Yazdır  
BARIŞTAN KORKMA HASTALIĞI
Süreya Kılınç köşe yazısı
Savaşlarda silah tüccarlarından başka kazanan olmaz. Asya ‘dan Afrika ‘ya tüm savaşların kazananı hep onlar oldu. Kaybedenler ise başta kadınlar, çocuklar, fakir askerler ve doğa oldu. 

  Kadınlar çünkü annedir. Yaşama karşı en büyük sorumlulukları genetik olarak yüklenmiş doğar onlar. Çocuklar, askerler ve erkekler öldüğünde de en çok anneler ağlar. Doğuran ana, yaşamı inşa etmeye proğramlıdır. Sistemin erkekleri ise savaştıklarında ençok birbirlerinin kadınlarına ve çocuklarına zarar verirler. Milenyum çağı deyip abarttığımız bu çağda kadınların, çocuk yaştaki kızların kafeslerde satıldığı bir dünyada tarihin tekrarlardan tekerrür ettiğine bir kez daha hep birlikte ağzımız açık tanıklık ettik. Askerlerin turuncu tulumlar içinde kafeslerde ateşe verildiğine de. Hayal ettiğimiz ve çocuklarımıza bırakmak istediğimiz duygu dünyası bu mudur? 

   İslam'a göre iki tür savaş var. Biri ‘’ cihat’’, yani islamı yaymak adına yapılan savaştır. İkincisi ise mal, mülk, yer, yurt için yapılandır. Bu ikinci tür savaş da, işgal ve savunma amaçlı olarak ikiye ayrılır. Bugün ülkemizin başlatmış olduğu savaş için hangi tanımı kullanmalıyız? 

  Büyük Ortadoğu Projesi ne karşı IŞİD ruhuyla açıktan yada kapalı bir şekilde birçok ülkeden toplanarak, çeşitli kamplarda eğitilip savaşa sürüklenerek ‘’ cihat’’ yaptıklarını düşünerek savaşmaktadır. Devletin bekası güya milli duygularla, bir tek misket bile atmamış olan bir halkın topraklarına girerek havadan ve karadan ölüm saçmak, savunma amaçlı olamayacağına göre işgal amaçlı bir savaşa sürüklenmiş durumdayız.

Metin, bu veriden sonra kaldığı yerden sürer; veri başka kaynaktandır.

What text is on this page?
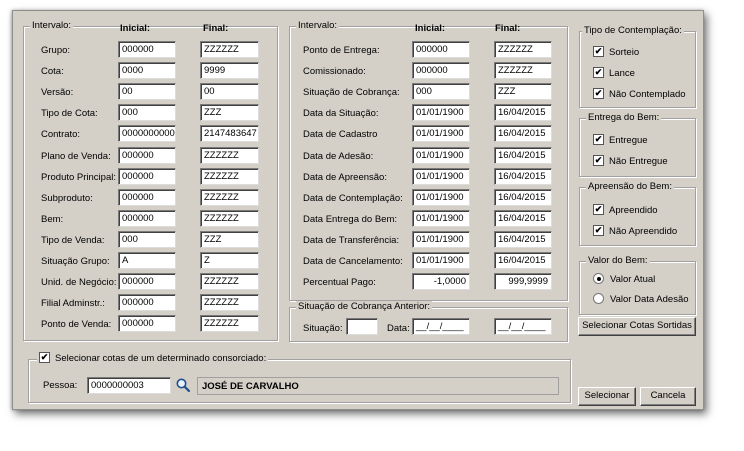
Intervalo:	Inicial:	Final:	Intervalo:	Inicial:	Final:
Situação de Cobrança Anterior:
Situação:	Data: __/__/____	__/__/____
Tipo de Contemplação:
Entrega do Bem:
Apreensão do Bem:
Valor do Bem:
Selecionar Cotas Sortidas
✔ Selecionar cotas de um determinado consorciado:
Pessoa:	0000000003	JOSÉ DE CARVALHO
Selecionar	Cancela
Grupo:	000000	ZZZZZZ
Cota:	0000	9999
Versão:	00	00
Tipo de Cota:	000	ZZZ
Contrato:	0000000000	2147483647
Plano de Venda:	000000	ZZZZZZ
Produto Principal: 000000	ZZZZZZ
Subproduto:	000000	ZZZZZZ
Bem:	000000	ZZZZZZ
Tipo de Venda:	000	ZZZ
Situação Grupo:	A	Z
Unid. de Negócio: 000000	ZZZZZZ
Filial Adminstr.:	000000	ZZZZZZ
Ponto de Venda:	000000	ZZZZZZ
Ponto de Entrega:	000000	ZZZZZZ
Comissionado:	000000	ZZZZZZ
Situação de Cobrança:	000	ZZZ
Data da Situação:	01/01/1900	16/04/2015
Data de Cadastro	01/01/1900	16/04/2015
Data de Adesão:	01/01/1900	16/04/2015
Data de Apreensão:	01/01/1900	16/04/2015
Data de Contemplação:	01/01/1900	16/04/2015
Data Entrega do Bem:	01/01/1900	16/04/2015
Data de Transferência:	01/01/1900	16/04/2015
Data de Cancelamento:	01/01/1900	16/04/2015
Percentual Pago:	-1,0000	999,9999
✔ Sorteio
✔ Lance
✔ Não Contemplado
✔ Entregue
✔ Não Entregue
✔ Apreendido
✔ Não Apreendido
Valor Atual
Valor Data Adesão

Neticede kadınları burkalara kapatacak bir cihat ile kadınları köle pazarına düşürecek bir işgal aynı hedefin eylemleridir. Her ikisi de, Türkiye'nin batı medeniyetine dönük hedefiyle asla örtüşmez. Halbuki bu savaşın arkasında ip gibi dizilen CHP benzeri yapılanmalar bindikleri dal koptuğunda en çok darbe alacaklar listesinde ön sırada olacaktır. Kaldı ki dünyanın büyük bir bölümünde ‘’ ava giden avlanacak’’fikri hakim iken, kendini aydın olarak gören bir kesim ilkel duygularını ön plana çıkararak bu yanlışa ortak olmaktadır.                        İnsanlar öldürülürken yada ölene dek sürecek acılara maruz bırakılırken ekosistem de bundan en yıkıcı biçimde nasibini almaktadır. Doğa da, tıpkı bir organizma gibi yaşar. Yaşam koşulları yok edildiğinde O da ölür. Ölü bir doğa, mezardaki kemikler gibidir. Savaşların doğa üzerinde yarattığı tahribatlar da tıpkı o kemiklerin bir daha yaşam bulması kadar zor ve hatta imkansız gibidir. 

  Birleşmiş Milletler sözleşmesinin Medeni ve Siyasi haklar sözleşmesi 20. maddesi ki Türkiye de taraftır, ‘’ savaşı övmek suçtur ‘’ der. Bugün maalesef ki barışı övmenin suç sayıldığı günlerde yaşıyoruz. Kişi yada zümrelerin çıkarlarına uygun oluşturulacak algı politikalarına teslim bayrağı çekilmemelidir. Çocuklarımıza insanlığın ölmediği, dengesi bozulmamış bir vatan bırakmak istiyorsak hep birlikte ‘’ barış” sesini büyütmek ve yükseltmek zorundayız.